Many years ago, someone asked me why so many potters hate to make plates. I couldn't answer for all potters; it wasn't even easy to answer for myself, though at the time I did, in fact, hate to make plates. It wasn't the skill involved - it's hardly more difficult to make a plate than a bowl. They do have a pretty high breakage & loss rate, but it wasn't that either. Plates occupy a funny place in the world of functional ware. They are ubiquitous on western tables, but almost always in sets. Even the most casual of households tends to put matching plates on the table at mealtime. People think of mugs as individual. A mug with a cute saying or a picture of somewhere you've been, or indeed, a handmade mug can help define your identity to the world somewhat like your clothes or your car or even your sofa do. Nobody seems to have their special plate that speaks to who they are. Nobody buys one plate.
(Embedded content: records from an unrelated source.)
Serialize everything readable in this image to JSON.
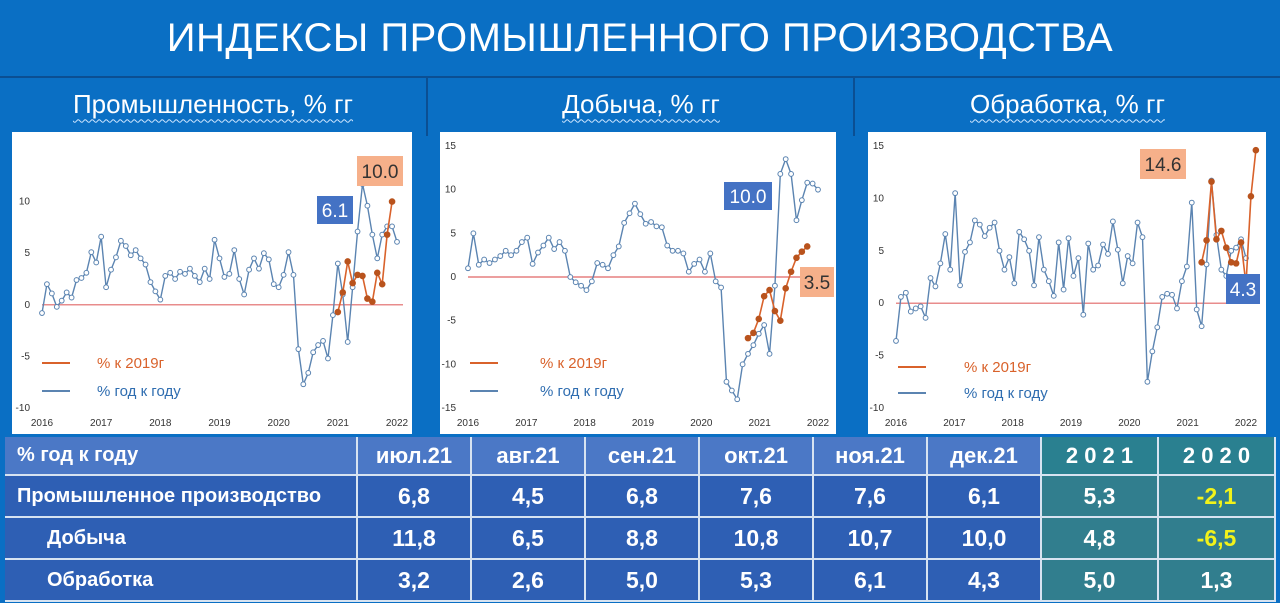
{
  "title": "ИНДЕКСЫ ПРОМЫШЛЕННОГО ПРОИЗВОДСТВА",
  "panels": [
    {
      "label": "Промышленность, % гг"
    },
    {
      "label": "Добыча, % гг"
    },
    {
      "label": "Обработка, % гг"
    }
  ],
  "legend": {
    "series_2019": "% к 2019г",
    "series_yoy": "% год к году"
  },
  "colors": {
    "background": "#0a6fc4",
    "yoy_line": "#5b84b1",
    "vs2019_line": "#d9622b",
    "vs2019_point": "#b9531d",
    "zero_line": "#e06666",
    "callout_blue": "#4472c4",
    "callout_orange": "#f6b08a",
    "table_header": "#4b78c6",
    "table_teal": "#2a8090",
    "highlight": "#f2f21a"
  },
  "chart_data": [
    {
      "type": "line",
      "title": "Промышленность, % гг",
      "x_labels": [
        "2016",
        "2017",
        "2018",
        "2019",
        "2020",
        "2021",
        "2022"
      ],
      "ylim": [
        -10,
        15
      ],
      "y_ticks": [
        -10,
        -5,
        0,
        5,
        10
      ],
      "callouts": [
        {
          "text": "6.1",
          "style": "blue"
        },
        {
          "text": "10.0",
          "style": "orange"
        }
      ],
      "series": [
        {
          "name": "% год к году",
          "values": [
            -0.8,
            2,
            1.1,
            -0.2,
            0.4,
            1.2,
            0.7,
            2.4,
            2.6,
            3.1,
            5.1,
            4.1,
            6.6,
            1.7,
            3.4,
            4.6,
            6.2,
            5.7,
            4.8,
            5.3,
            4.5,
            3.9,
            2.2,
            1.3,
            0.5,
            2.8,
            3.1,
            2.5,
            3.2,
            3.0,
            3.5,
            2.8,
            2.2,
            3.5,
            2.5,
            6.3,
            4.5,
            2.7,
            3.0,
            5.3,
            2.5,
            1.0,
            3.4,
            4.5,
            3.5,
            5.0,
            4.4,
            2.0,
            1.7,
            2.9,
            5.1,
            2.9,
            -4.3,
            -7.7,
            -6.6,
            -4.6,
            -3.9,
            -3.5,
            -5.2,
            -1.0,
            4.0,
            1.0,
            -3.6,
            1.7,
            7.1,
            11.7,
            9.6,
            6.8,
            4.5,
            6.8,
            7.6,
            7.6,
            6.1
          ]
        },
        {
          "name": "% к 2019г",
          "start_index": 60,
          "values": [
            -0.7,
            1.2,
            4.2,
            2.1,
            2.9,
            2.8,
            0.6,
            0.3,
            3.1,
            2.0,
            6.8,
            10.0
          ]
        }
      ]
    },
    {
      "type": "line",
      "title": "Добыча, % гг",
      "x_labels": [
        "2016",
        "2017",
        "2018",
        "2019",
        "2020",
        "2021",
        "2022"
      ],
      "ylim": [
        -15,
        15
      ],
      "y_ticks": [
        -15,
        -10,
        -5,
        0,
        5,
        10,
        15
      ],
      "callouts": [
        {
          "text": "10.0",
          "style": "blue"
        },
        {
          "text": "3.5",
          "style": "orange"
        }
      ],
      "series": [
        {
          "name": "% год к году",
          "values": [
            1,
            5,
            1.4,
            2,
            1.6,
            2,
            2.4,
            3,
            2.5,
            3,
            4,
            4.5,
            1.5,
            2.8,
            3.6,
            4.5,
            3.2,
            4,
            3,
            0,
            -0.6,
            -1,
            -1.5,
            -0.5,
            1.6,
            1.4,
            1,
            2.5,
            3.5,
            6.2,
            7.3,
            8.4,
            7.2,
            6.1,
            6.3,
            5.8,
            5.7,
            3.6,
            3.0,
            3,
            2.7,
            0.6,
            1.5,
            2,
            0.6,
            2.7,
            -0.5,
            -1.2,
            -12,
            -13,
            -14,
            -10,
            -8.8,
            -7.8,
            -6.5,
            -5.5,
            -8.8,
            -1,
            11.8,
            13.5,
            11.8,
            6.5,
            8.8,
            10.8,
            10.7,
            10
          ]
        },
        {
          "name": "% к 2019г",
          "start_index": 52,
          "values": [
            -7,
            -6.4,
            -4.8,
            -2.2,
            -1.5,
            -3.9,
            -5,
            -1.3,
            0.6,
            2.2,
            2.9,
            3.5
          ]
        }
      ]
    },
    {
      "type": "line",
      "title": "Обработка, % гг",
      "x_labels": [
        "2016",
        "2017",
        "2018",
        "2019",
        "2020",
        "2021",
        "2022"
      ],
      "ylim": [
        -10,
        15
      ],
      "y_ticks": [
        -10,
        -5,
        0,
        5,
        10,
        15
      ],
      "callouts": [
        {
          "text": "14.6",
          "style": "orange"
        },
        {
          "text": "4.3",
          "style": "blue"
        }
      ],
      "series": [
        {
          "name": "% год к году",
          "values": [
            -3.6,
            0.6,
            1,
            -0.8,
            -0.5,
            -0.3,
            -1.4,
            2.4,
            1.6,
            3.8,
            6.6,
            3.2,
            10.5,
            1.7,
            4.9,
            5.8,
            7.9,
            7.5,
            6.4,
            7.2,
            7.7,
            5,
            3.2,
            4.4,
            1.9,
            6.8,
            6.1,
            5,
            1.7,
            6.3,
            3.2,
            2.1,
            0.7,
            5.8,
            1.3,
            6.2,
            2.6,
            4.3,
            -1.1,
            5.7,
            3.2,
            3.6,
            5.6,
            4.7,
            7.8,
            5.1,
            1.9,
            4.5,
            3.8,
            7.7,
            6.3,
            -7.5,
            -4.6,
            -2.3,
            0.6,
            0.9,
            0.8,
            -0.5,
            2.1,
            3.5,
            9.6,
            -0.6,
            -2.2,
            3.7,
            11.7,
            6.5,
            3.2,
            2.6,
            5,
            5.3,
            6.1,
            4.3
          ]
        },
        {
          "name": "% к 2019г",
          "start_index": 62,
          "values": [
            3.9,
            6,
            11.6,
            6.1,
            6.9,
            5.3,
            3.9,
            3.8,
            5.8,
            1.8,
            10.2,
            14.6
          ]
        }
      ]
    }
  ],
  "table": {
    "headers": [
      "% год к году",
      "июл.21",
      "авг.21",
      "сен.21",
      "окт.21",
      "ноя.21",
      "дек.21",
      "2 0 2 1",
      "2 0 2 0"
    ],
    "rows": [
      {
        "label": "Промышленное производство",
        "values": [
          "6,8",
          "4,5",
          "6,8",
          "7,6",
          "7,6",
          "6,1",
          "5,3",
          "-2,1"
        ]
      },
      {
        "label": "Добыча",
        "values": [
          "11,8",
          "6,5",
          "8,8",
          "10,8",
          "10,7",
          "10,0",
          "4,8",
          "-6,5"
        ]
      },
      {
        "label": "Обработка",
        "values": [
          "3,2",
          "2,6",
          "5,0",
          "5,3",
          "6,1",
          "4,3",
          "5,0",
          "1,3"
        ]
      }
    ]
  }
}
It never was plates that I hated; I hate making sets of plates. People's eyes are so accustomed to the exact match of machine-made plates that the tiniest differences read as flaws. Once I accepted that I prefer making plates that are cousins rather than twins - a lesson driven home by the Great Plate Debacle of 2012 - I discovered that I actually love making plates.
I don't think I blogged about the Great Plate Debacle at the time, I was so discouraged and annoyed. A couple from Colorado bought four plates of mine in a local store. They later called the proprietor to ask if they could order more. Despite my policy to never, never, never, never take custom orders, I took this one because the store owner is a good friend of mine, and, like all of them, it ended poorly. (Even the ones that end well end poorly, as I always put far more time into a custom order than I could ever hope to be paid for.) I made the plates, but the customer said the oribe was a little brighter on some than others, and there was an eighth-inch difference between the biggest and the smallest...ugh. Not clear on the "handmade variation" concept! Worst of all, now they didn't want ANY of the plates...even the ones they had purchased, in the store, six months previously, before they even placed the order. There's more to this stupid story, but even typing it is giving me a stabby feeling, so I'd better stop and go watch some cute-kitten videos.
Whew! I'm back. Anyway, here in the present, I love making plates. They are a wide canvas of space that cries out to be stamped, slip-trailed, and glaze-embedded. Even better, I need five plates for a group show in the fall, and they have to be fabulous. I'll probably make between 30 and 60 plates to get the Fabulous Five.
Above are some in progress towards this goal. I had hoped to trim and decorate today but the humidity is not cooperating! Maybe today is housecleaning and lawn-mowing, and tomorrow, back to the plates.